The late Roger Ebert will be honoured on the opening night of the Toronto International Film Festival.

Festival organizers will feature a video tribute to the legendary film critic prior to the world premiere screening of Wikileaks drama The Fifth Estate at Roy Thomson Hall on Thursday.

Festival co-founder Bill Marshall, former festival director Helga Stephenson and Canadian film producer Robert Lantos are among those slated to take part in the tribute.

Ebert's widow, Chaz, will be presented with a commemorative plaque.

The Pulitzer Prize-winning critic died in April at the age of 70.

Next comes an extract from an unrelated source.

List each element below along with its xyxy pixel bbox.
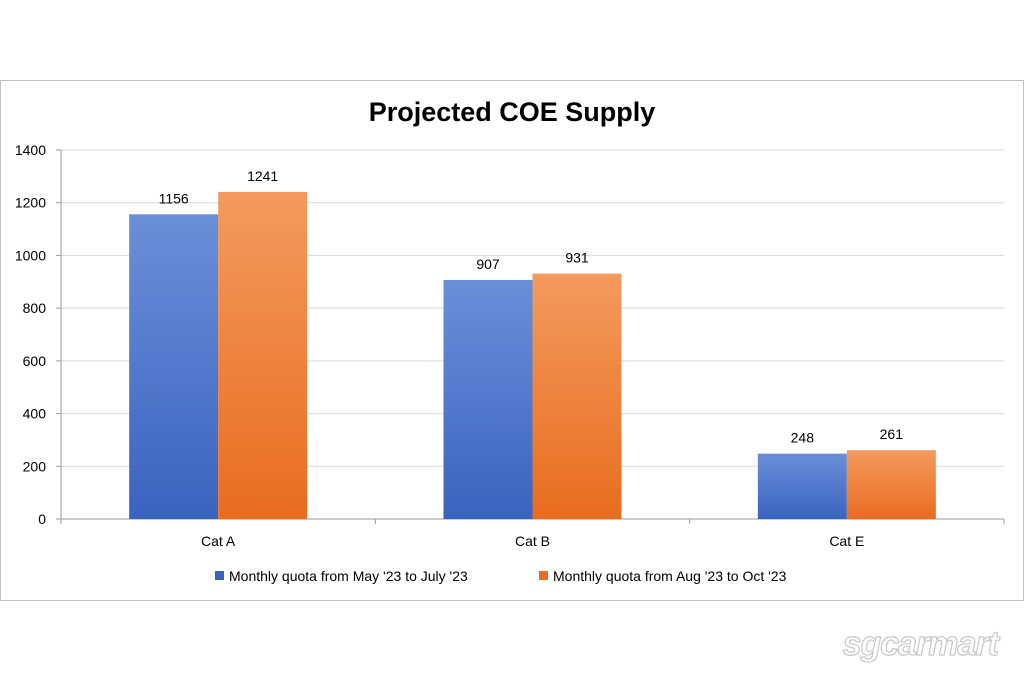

Ebert had been a longtime fixture at the Toronto festival from its early days until recent years, when he could no longer speak after having his jaw surgically removed due to cancer.

Despite his illness, Ebert continued to be a prolific writer with an active presence on social media.

After news broke of his death, TIFF artistic director Cameron Bailey described Ebert as "the most important film critic in the world." Bailey said the fact that the late writer came to Toronto and loved the festival so much "meant everything to us."

"He came every year, he saw movies, he wrote about movies, he wrote about them as having premiered at Toronto, and I think he liked the fact that we were a public festival," Bailey told The Canadian Press.

"He liked actually seeing movies with a public audience in Toronto, he seemed to like the vibe of the place, and in the early years he had a lot of fun in Toronto as well."